Des porte-greffes résistants à l’encre pour préserver les plants
Pour donner toutes ces chances au verger, les variétés Castanea Sativa sont greffées sur des porte-greffes Marsol, hybrides naturels, croisement entre un châtaignier européen (Castanea sativa) et japonais (Castanea crenata), résistants à la maladie de l’encre :
« Ce qui nous confère l’assurance de ne pas développer de dépérissement lié à la maladie de l’encre. Car la maladie de l’encre remonte, du fait de la disparition des froids hivernaux qui la freinait jusque-là », signale Julien Massias. Un deuxième projet de verger conservatoire est prévu à Jaujac en 2025, comprenant la plantation d’une soixantaine d’arbres et cette fois-ci, un projet de greffage sur souche, qui correspond bien à ce que les castanéiculteurs ont l’habitude de faire.
M.M.
Si vous avez ces variétés dans vos vergers, n'hésitez pas à le faire savoir !

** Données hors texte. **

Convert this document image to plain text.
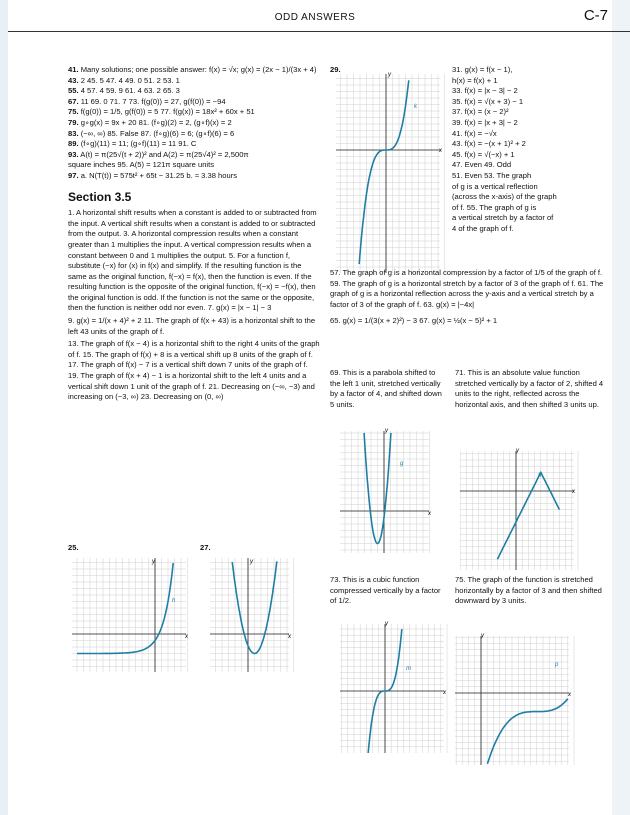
ODD ANSWERS	C-7

41. Many solutions; one possible answer: f(x) = √x; g(x) = (2x − 1)/(3x + 4)

43. 2 45. 5 47. 4 49. 0 51. 2 53. 1

55. 4 57. 4 59. 9 61. 4 63. 2 65. 3

67. 11 69. 0 71. 7 73. f(g(0)) = 27, g(f(0)) = −94

75. f(g(0)) = 1/5, g(f(0)) = 5 77. f(g(x)) = 18x² + 60x + 51

79. g∘g(x) = 9x + 20 81. (f∘g)(2) = 2, (g∘f)(x) = 2

83. (−∞, ∞) 85. False 87. (f∘g)(6) = 6; (g∘f)(6) = 6

89. (f∘g)(11) = 11; (g∘f)(11) = 11 91. C

93. A(t) = π(25√(t + 2))² and A(2) = π(25√4)² = 2,500π

square inches 95. A(5) = 121π square units

97. a. N(T(t)) = 575t² + 65t − 31.25 b. ≈ 3.38 hours

Section 3.5

1. A horizontal shift results when a constant is added to or subtracted from the input. A vertical shift results when a constant is added to or subtracted from the output. 3. A horizontal compression results when a constant greater than 1 multiplies the input. A vertical compression results when a constant between 0 and 1 multiplies the output. 5. For a function f, substitute (−x) for (x) in f(x) and simplify. If the resulting function is the same as the original function, f(−x) = f(x), then the function is even. If the resulting function is the opposite of the original function, f(−x) = −f(x), then the original function is odd. If the function is not the same or the opposite, then the function is neither odd nor even. 7. g(x) = |x − 1| − 3

9. g(x) = 1/(x + 4)² + 2 11. The graph of f(x + 43) is a horizontal shift to the left 43 units of the graph of f.

13. The graph of f(x − 4) is a horizontal shift to the right 4 units of the graph of f. 15. The graph of f(x) + 8 is a vertical shift up 8 units of the graph of f. 17. The graph of f(x) − 7 is a vertical shift down 7 units of the graph of f. 19. The graph of f(x + 4) − 1 is a horizontal shift to the left 4 units and a vertical shift down 1 unit of the graph of f. 21. Decreasing on (−∞, −3) and increasing on (−3, ∞) 23. Decreasing on (0, ∞)

25.	27.
29.
y
x
h
y
x
f
y
x
k

31. g(x) = f(x − 1),

h(x) = f(x) + 1

33. f(x) = |x − 3| − 2

35. f(x) = √(x + 3) − 1

37. f(x) = (x − 2)²

39. f(x) = |x + 3| − 2

41. f(x) = −√x

43. f(x) = −(x + 1)² + 2

45. f(x) = √(−x) + 1

47. Even 49. Odd

51. Even 53. The graph

of g is a vertical reflection

(across the x-axis) of the graph

of f. 55. The graph of g is

a vertical stretch by a factor of

4 of the graph of f.

57. The graph of g is a horizontal compression by a factor of 1/5 of the graph of f. 59. The graph of g is a horizontal stretch by a factor of 3 of the graph of f. 61. The graph of g is a horizontal reflection across the y-axis and a vertical stretch by a factor of 3 of the graph of f. 63. g(x) = |−4x|

65. g(x) = 1/(3(x + 2)²) − 3 67. g(x) = ½(x − 5)² + 1

69. This is a parabola shifted to the left 1 unit, stretched vertically by a factor of 4, and shifted down 5 units.
71. This is an absolute value function stretched vertically by a factor of 2, shifted 4 units to the right, reflected across the horizontal axis, and then shifted 3 units up.
y
x
g
y
x
h
73. This is a cubic function compressed vertically by a factor of 1/2.
75. The graph of the function is stretched horizontally by a factor of 3 and then shifted downward by 3 units.
y
x
m
y
x
p
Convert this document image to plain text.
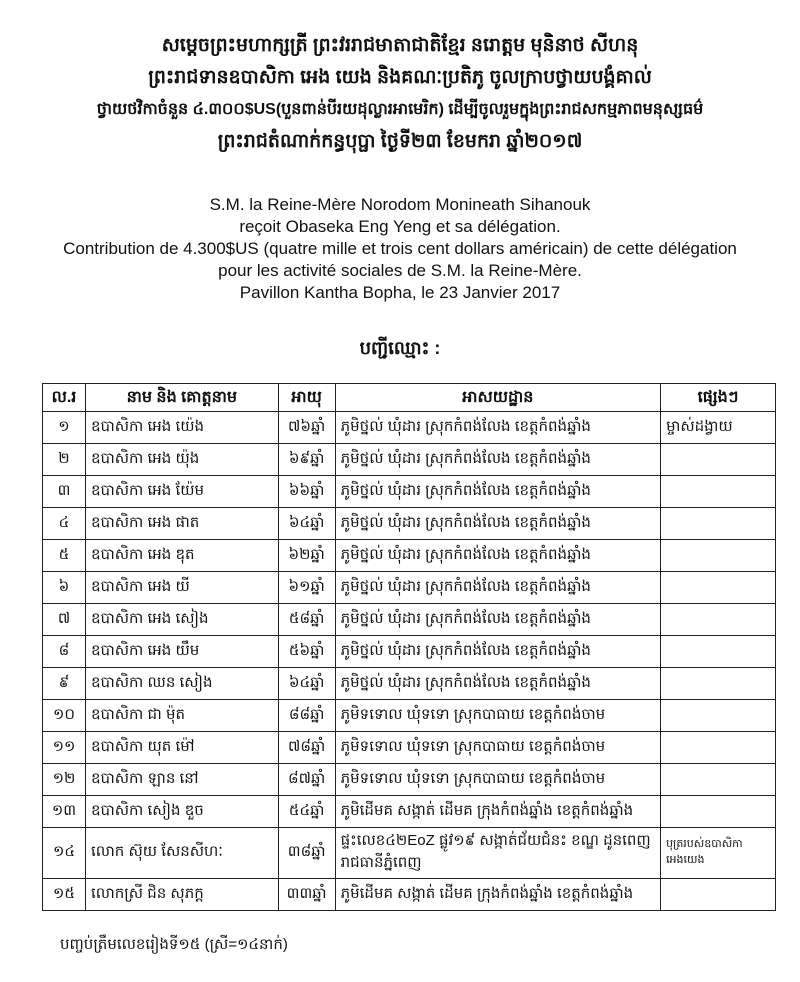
សម្តេចព្រះមហាក្សត្រី ព្រះវររាជមាតាជាតិខ្មែរ នរោត្តម មុនិនាថ សីហនុ
ព្រះរាជទានឧបាសិកា អេង យេង និងគណៈប្រតិភូ ចូលក្រាបថ្វាយបង្គំគាល់
ថ្វាយថវិកាចំនួន ៤.៣០០$US(បួនពាន់បីរយដុល្លារអាមេរិក) ដើម្បីចូលរួមក្នុងព្រះរាជសកម្មភាពមនុស្សធម៌
ព្រះរាជតំណាក់កន្ធបុប្ផា ថ្ងៃទី២៣ ខែមករា ឆ្នាំ២០១៧
S.M. la Reine-Mère Norodom Monineath Sihanouk
reçoit Obaseka Eng Yeng et sa délégation.
Contribution de 4.300$US (quatre mille et trois cent dollars américain) de cette délégation
pour les activité sociales de S.M. la Reine-Mère.
Pavillon Kantha Bopha, le 23 Janvier 2017
បញ្ជីឈ្មោះ :
ល.រ	នាម និង គោត្តនាម	អាយុ	អាសយដ្ឋាន	ផ្សេងៗ
១	ឧបាសិកា អេង យ៉េង	៧៦ឆ្នាំ	ភូមិថ្នល់ ឃុំដារ ស្រុកកំពង់លែង ខេត្តកំពង់ឆ្នាំង	ម្ចាស់ដង្វាយ
២	ឧបាសិកា អេង យ៉ុង	៦៩ឆ្នាំ	ភូមិថ្នល់ ឃុំដារ ស្រុកកំពង់លែង ខេត្តកំពង់ឆ្នាំង	
៣	ឧបាសិកា អេង យ៉ែម	៦៦ឆ្នាំ	ភូមិថ្នល់ ឃុំដារ ស្រុកកំពង់លែង ខេត្តកំពង់ឆ្នាំង	
៤	ឧបាសិកា អេង ផាត	៦៤ឆ្នាំ	ភូមិថ្នល់ ឃុំដារ ស្រុកកំពង់លែង ខេត្តកំពង់ឆ្នាំង	
៥	ឧបាសិកា អេង ឌុត	៦២ឆ្នាំ	ភូមិថ្នល់ ឃុំដារ ស្រុកកំពង់លែង ខេត្តកំពង់ឆ្នាំង	
៦	ឧបាសិកា អេង យី	៦១ឆ្នាំ	ភូមិថ្នល់ ឃុំដារ ស្រុកកំពង់លែង ខេត្តកំពង់ឆ្នាំង	
៧	ឧបាសិកា អេង សៀង	៥៨ឆ្នាំ	ភូមិថ្នល់ ឃុំដារ ស្រុកកំពង់លែង ខេត្តកំពង់ឆ្នាំង	
៨	ឧបាសិកា អេង យឹម	៥៦ឆ្នាំ	ភូមិថ្នល់ ឃុំដារ ស្រុកកំពង់លែង ខេត្តកំពង់ឆ្នាំង	
៩	ឧបាសិកា ឈន សៀង	៦៤ឆ្នាំ	ភូមិថ្នល់ ឃុំដារ ស្រុកកំពង់លែង ខេត្តកំពង់ឆ្នាំង	
១០	ឧបាសិកា ជា ម៉ុត	៨៨ឆ្នាំ	ភូមិទទោល ឃុំទទោ ស្រុកបាធាយ ខេត្តកំពង់ចាម	
១១	ឧបាសិកា យុត ម៉ៅ	៧៨ឆ្នាំ	ភូមិទទោល ឃុំទទោ ស្រុកបាធាយ ខេត្តកំពង់ចាម	
១២	ឧបាសិកា ឡាន នៅ	៨៧ឆ្នាំ	ភូមិទទោល ឃុំទទោ ស្រុកបាធាយ ខេត្តកំពង់ចាម	
១៣	ឧបាសិកា សៀង ឌួច	៥៤ឆ្នាំ	ភូមិដើមគ សង្កាត់ ដើមគ ក្រុងកំពង់ឆ្នាំង ខេត្តកំពង់ឆ្នាំង	
១៤	លោក ស៊ុយ សែនសីហៈ	៣៨ឆ្នាំ	ផ្ទះលេខ៤២EoZ ផ្លូវ១៩ សង្កាត់ជ័យជំនះ ខណ្ឌ ដូនពេញ រាជធានីភ្នំពេញ	បុត្ររបស់ឧបាសិកា អេងយេង
១៥	លោកស្រី ជិន សុភក្ត	៣៣ឆ្នាំ	ភូមិដើមគ សង្កាត់ ដើមគ ក្រុងកំពង់ឆ្នាំង ខេត្តកំពង់ឆ្នាំង	
បញ្ចប់ត្រឹមលេខរៀងទី១៥ (ស្រី=១៤នាក់)
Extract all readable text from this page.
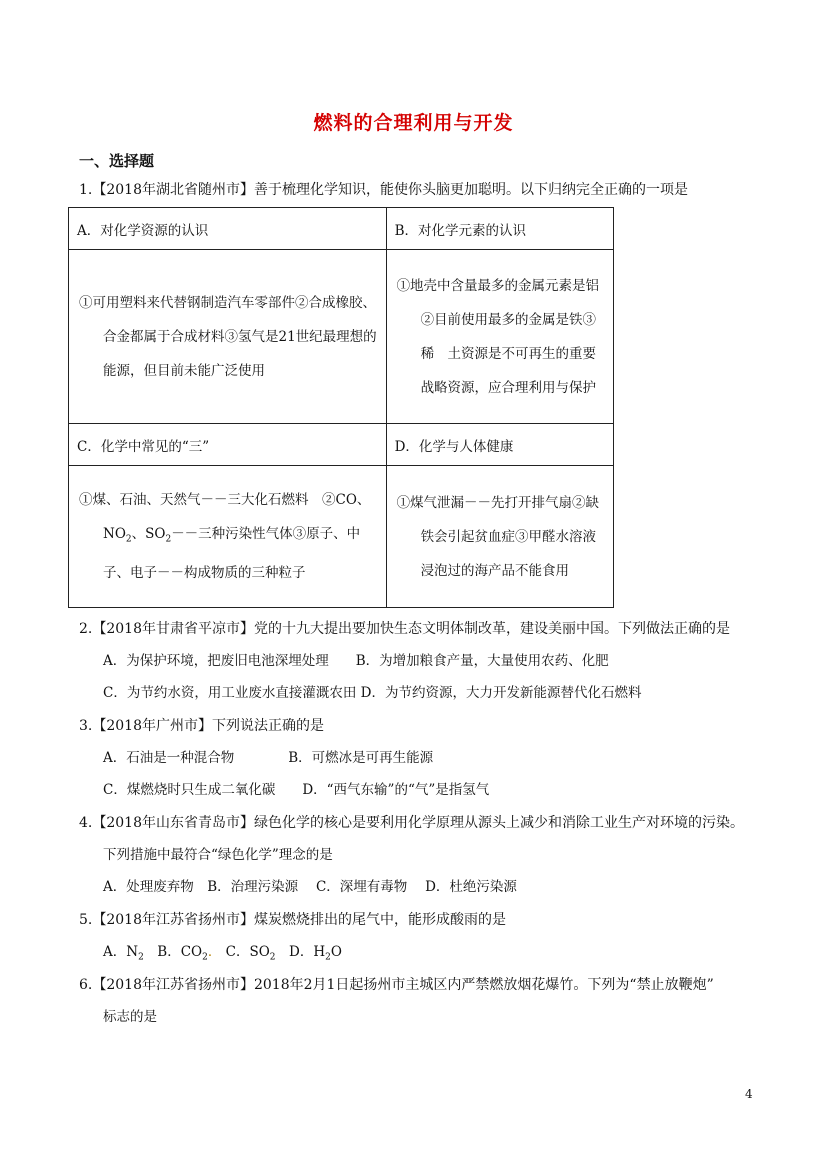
燃料的合理利用与开发
一、选择题
1.【2018年湖北省随州市】善于梳理化学知识，能使你头脑更加聪明。以下归纳完全正确的一项是
A．对化学资源的认识	B．对化学元素的认识

①可用塑料来代替钢制造汽车零部件②合成橡胶、合金都属于合成材料③氢气是21世纪最理想的能源，但目前未能广泛使用	①地壳中含量最多的金属元素是铝②目前使用最多的金属是铁③稀　土资源是不可再生的重要战略资源，应合理利用与保护

C．化学中常见的“三”	D．化学与人体健康

①煤、石油、天然气－－三大化石燃料　②CO、$NO_2$、$SO_2--$三种污染性气体③原子、中子、电子－－构成物质的三种粒子	①煤气泄漏－－先打开排气扇②缺铁会引起贫血症③甲醛水溶液浸泡过的海产品不能食用
2.【2018年甘肃省平凉市】党的十九大提出要加快生态文明体制改革，建设美丽中国。下列做法正确的是
A．为保护环境，把废旧电池深埋处理　　B．为增加粮食产量，大量使用农药、化肥
C．为节约水资，用工业废水直接灌溉农田 D．为节约资源，大力开发新能源替代化石燃料
3.【2018年广州市】下列说法正确的是
A．石油是一种混合物　　　　B．可燃冰是可再生能源
C．煤燃烧时只生成二氧化碳　　D．“西气东输”的“气”是指氢气
4.【2018年山东省青岛市】绿色化学的核心是要利用化学原理从源头上减少和消除工业生产对环境的污染。
下列措施中最符合“绿色化学”理念的是
A．处理废弃物　B．治理污染源　 C．深埋有毒物　 D．杜绝污染源
5.【2018年江苏省扬州市】煤炭燃烧排出的尾气中，能形成酸雨的是
A．$N_2$　B．$CO_2$． C．$SO_2$　D．$H_2O$
6.【2018年江苏省扬州市】2018年2月1日起扬州市主城区内严禁燃放烟花爆竹。下列为“禁止放鞭炮”
标志的是
4
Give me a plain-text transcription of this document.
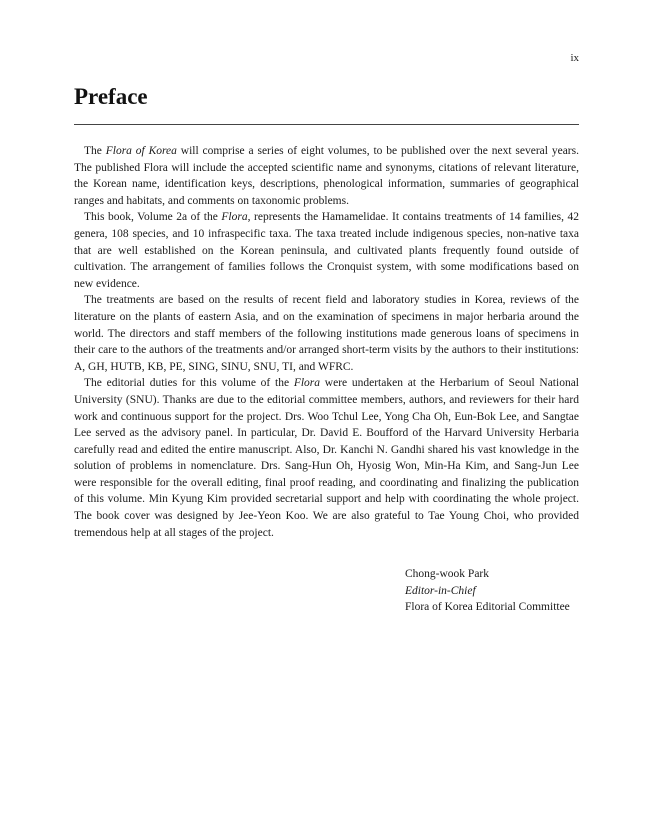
ix
Preface

The Flora of Korea will comprise a series of eight volumes, to be published over the next several years. The published Flora will include the accepted scientific name and synonyms, citations of relevant literature, the Korean name, identification keys, descriptions, phenological information, summaries of geographical ranges and habitats, and comments on taxonomic problems.

This book, Volume 2a of the Flora, represents the Hamamelidae. It contains treatments of 14 families, 42 genera, 108 species, and 10 infraspecific taxa. The taxa treated include indigenous species, non-native taxa that are well established on the Korean peninsula, and cultivated plants frequently found outside of cultivation. The arrangement of families follows the Cronquist system, with some modifications based on new evidence.

The treatments are based on the results of recent field and laboratory studies in Korea, reviews of the literature on the plants of eastern Asia, and on the examination of specimens in major herbaria around the world. The directors and staff members of the following institutions made generous loans of specimens in their care to the authors of the treatments and/or arranged short-term visits by the authors to their institutions: A, GH, HUTB, KB, PE, SING, SINU, SNU, TI, and WFRC.

The editorial duties for this volume of the Flora were undertaken at the Herbarium of Seoul National University (SNU). Thanks are due to the editorial committee members, authors, and reviewers for their hard work and continuous support for the project. Drs. Woo Tchul Lee, Yong Cha Oh, Eun-Bok Lee, and Sangtae Lee served as the advisory panel. In particular, Dr. David E. Boufford of the Harvard University Herbaria carefully read and edited the entire manuscript. Also, Dr. Kanchi N. Gandhi shared his vast knowledge in the solution of problems in nomenclature. Drs. Sang-Hun Oh, Hyosig Won, Min-Ha Kim, and Sang-Jun Lee were responsible for the overall editing, final proof reading, and coordinating and finalizing the publication of this volume. Min Kyung Kim provided secretarial support and help with coordinating the whole project. The book cover was designed by Jee-Yeon Koo. We are also grateful to Tae Young Choi, who provided tremendous help at all stages of the project.

Chong-wook Park
Editor-in-Chief
Flora of Korea Editorial Committee
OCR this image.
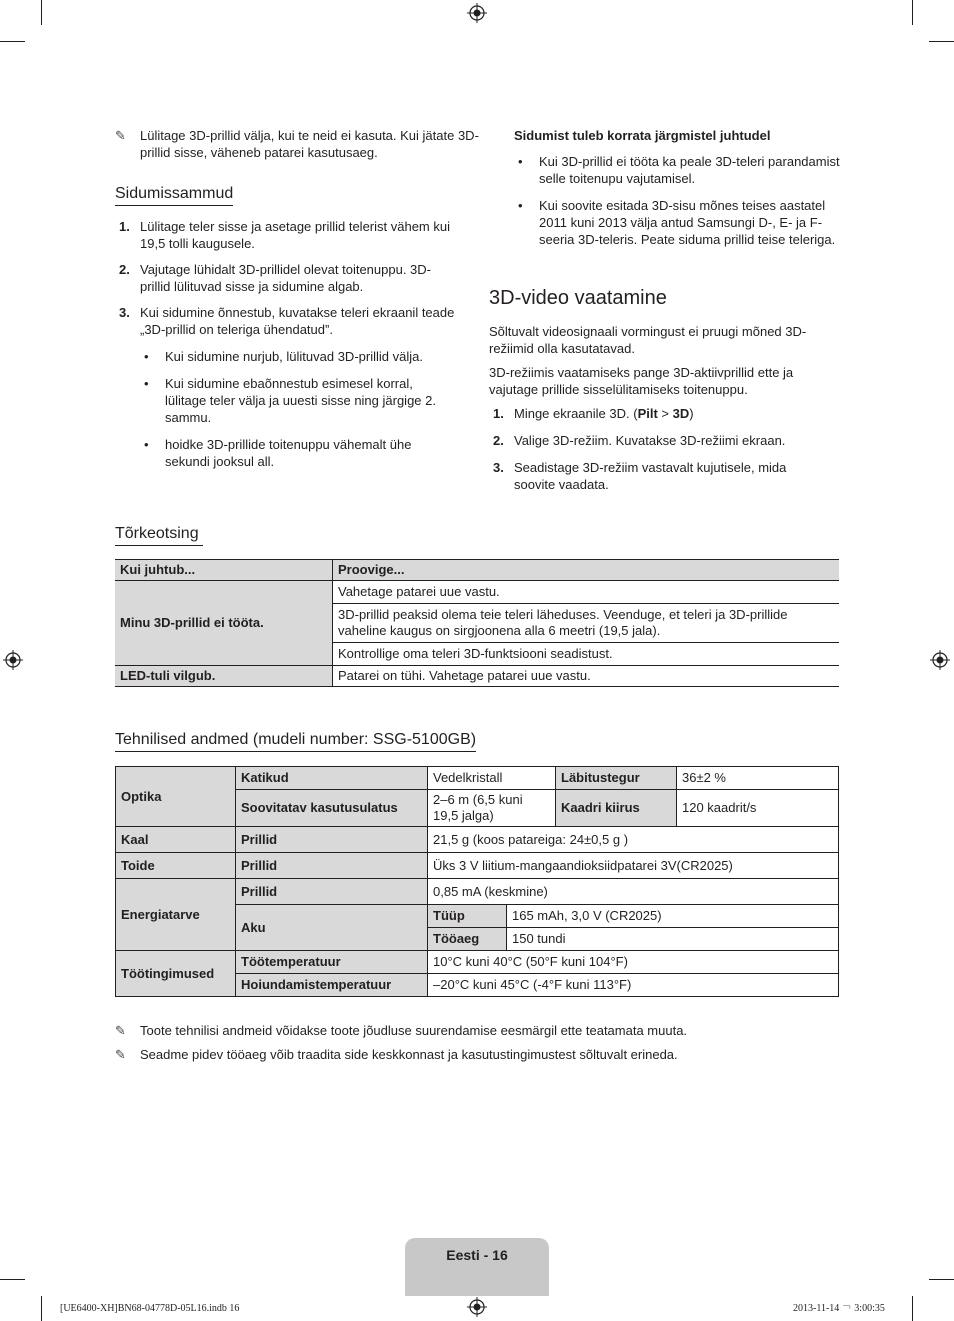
✎ Lülitage 3D-prillid välja, kui te neid ei kasuta. Kui jätate 3D-prillid sisse, väheneb patarei kasutusaeg.
Sidumissammud
1. Lülitage teler sisse ja asetage prillid telerist vähem kui 19,5 tolli kaugusele.
2. Vajutage lühidalt 3D-prillidel olevat toitenuppu. 3D-prillid lülituvad sisse ja sidumine algab.
3. Kui sidumine õnnestub, kuvatakse teleri ekraanil teade „3D-prillid on teleriga ühendatud”.
• Kui sidumine nurjub, lülituvad 3D-prillid välja.
• Kui sidumine ebaõnnestub esimesel korral, lülitage teler välja ja uuesti sisse ning järgige 2. sammu.
• hoidke 3D-prillide toitenuppu vähemalt ühe sekundi jooksul all.
Sidumist tuleb korrata järgmistel juhtudel
• Kui 3D-prillid ei tööta ka peale 3D-teleri parandamist selle toitenupu vajutamisel.
• Kui soovite esitada 3D-sisu mõnes teises aastatel 2011 kuni 2013 välja antud Samsungi D-, E- ja F-seeria 3D-teleris. Peate siduma prillid teise teleriga.
3D-video vaatamine

Sõltuvalt videosignaali vormingust ei pruugi mõned 3D-režiimid olla kasutatavad.

3D-režiimis vaatamiseks pange 3D-aktiivprillid ette ja vajutage prillide sisselülitamiseks toitenuppu.

1. Minge ekraanile 3D. (Pilt > 3D)
2. Valige 3D-režiim. Kuvatakse 3D-režiimi ekraan.
3. Seadistage 3D-režiim vastavalt kujutisele, mida soovite vaadata.
Tõrkeotsing
Kui juhtub...	Proovige...
Minu 3D-prillid ei tööta.	Vahetage patarei uue vastu.
	3D-prillid peaksid olema teie teleri läheduses. Veenduge, et teleri ja 3D-prillide vaheline kaugus on sirgjoonena alla 6 meetri (19,5 jala).
	Kontrollige oma teleri 3D-funktsiooni seadistust.
LED-tuli vilgub.	Patarei on tühi. Vahetage patarei uue vastu.
Tehnilised andmed (mudeli number: SSG-5100GB)
Optika	Katikud	Vedelkristall		Läbitustegur	36±2 %
	Soovitatav kasutusulatus	2–6 m (6,5 kuni 19,5 jalga)		Kaadri kiirus	120 kaadrit/s
Kaal	Prillid	21,5 g (koos patareiga: 24±0,5 g )			
Toide	Prillid	Üks 3 V liitium-mangaandioksiidpatarei 3V(CR2025)			
Energiatarve	Prillid	0,85 mA (keskmine)			
	Aku	Tüüp	165 mAh, 3,0 V (CR2025)		
		Tööaeg	150 tundi		
Töötingimused	Töötemperatuur	10°C kuni 40°C (50°F kuni 104°F)			
	Hoiundamistemperatuur	–20°C kuni 45°C (-4°F kuni 113°F)			
✎ Toote tehnilisi andmeid võidakse toote jõudluse suurendamise eesmärgil ette teatamata muuta.
✎ Seadme pidev tööaeg võib traadita side keskkonnast ja kasutustingimustest sõltuvalt erineda.
Eesti - 16
[UE6400-XH]BN68-04778D-05L16.indb 16	2013-11-14 ￢ 3:00:35
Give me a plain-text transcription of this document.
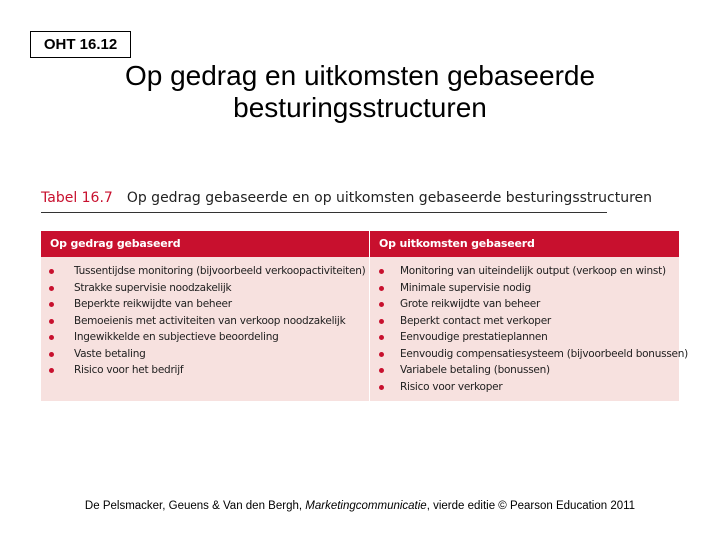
OHT 16.12
Op gedrag en uitkomsten gebaseerde besturingsstructuren
Tabel 16.7 Op gedrag gebaseerde en op uitkomsten gebaseerde besturingsstructuren
Op gedrag gebaseerd
Tussentijdse monitoring (bijvoorbeeld verkoopactiviteiten)
Strakke supervisie noodzakelijk
Beperkte reikwijdte van beheer
Bemoeienis met activiteiten van verkoop noodzakelijk
Ingewikkelde en subjectieve beoordeling
Vaste betaling
Risico voor het bedrijf
Op uitkomsten gebaseerd
Monitoring van uiteindelijk output (verkoop en winst)
Minimale supervisie nodig
Grote reikwijdte van beheer
Beperkt contact met verkoper
Eenvoudige prestatieplannen
Eenvoudig compensatiesysteem (bijvoorbeeld bonussen)
Variabele betaling (bonussen)
Risico voor verkoper
De Pelsmacker, Geuens & Van den Bergh, Marketingcommunicatie, vierde editie © Pearson Education 2011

Si vous avez dans vos vergers, ou connaissez un agriculteur cultivant l’une de ces variétés rares, n’hésitez pas à contacter le SDCA ! Parmi les variétés encore non retrouvées pour enrichir le verger conservatoire, sont recherchés : Bardenache, Bastard du Gua, Bonnefaçon, Bouche de Payot, Champfiagouse, Champsello, Dauphinenche, Duralin, Greppe des Cévennes, Guyot, Marron Vincent, Mazette, Platette, Précoce de l’Eyrieux, Roussette de l’Eyrieux et Signarello.
Des parcelles expérimentales pour explorer la résistance à la maladie de l'encre
La station expérimentale, qui comprend le verger conservatoire, inclut également une zone dédiée aux expérimentations, gérée par la chambre d’agriculture depuis 1992. Les essais menés sur ces parcelles portent sur les ravageurs et les maladies des fruits (comme les pourritures et les vers), ainsi que sur les porte-greffes résistants à l’encre. « Nous travaillons sur trois types de porte-greffes : les hybrides historiques, pour lesquels nous disposons de nombreuses informations, les hybrides récents, pour lesquels les connaissances sont encore partielles, et les châtaigniers européens résistants à l’encre. À ce sujet, des recherches sur des porte-greffes de châtaigniers Sativa résistants à l’encre sont également en cours », détaille Hélina Déplaude, conseillère spécialisée châtaignes et petits fruits à la chambre d’agriculture. À terme, l’objectif est de rendre ce lieu accueillant pour les visiteurs, afin de diffuser les connaissances autour de cette culture emblématique de l’Ardèche.
Une pépinière pour aider à la « reconquête » des châtaigneraies
La pépinière est un projet initié par le SDCA pour fournir à ses adhérents des plants greffés en variétés traditionnelles AOP, comme la Bouche de Clos et la Comballe, sur des porte-greffes Marsol résistants à la maladie de l’encre. « Ce type de plant n’existait pas sur le marché, et il était impossible de trouver des variétés rares ou confidentielles chez les pépiniéristes », relate Julien Massias. « Pour certaines variétés, par exemple, nous ne produisons qu’une quarantaine de plants. Aujourd’hui, les producteurs sont touchés par la maladie de l’encre. Certains cherchent à reconstituer leurs châtaigneraies en replantant des variétés résistantes dans les zones affectées », poursuit-il. Avec environ 1 500 à 2 000 plants de châtaigniers produits chaque année sur porte-greffes résistants, la pépinière soutient des projets de plantation et de greffage, illustrant le dynamisme de la filière.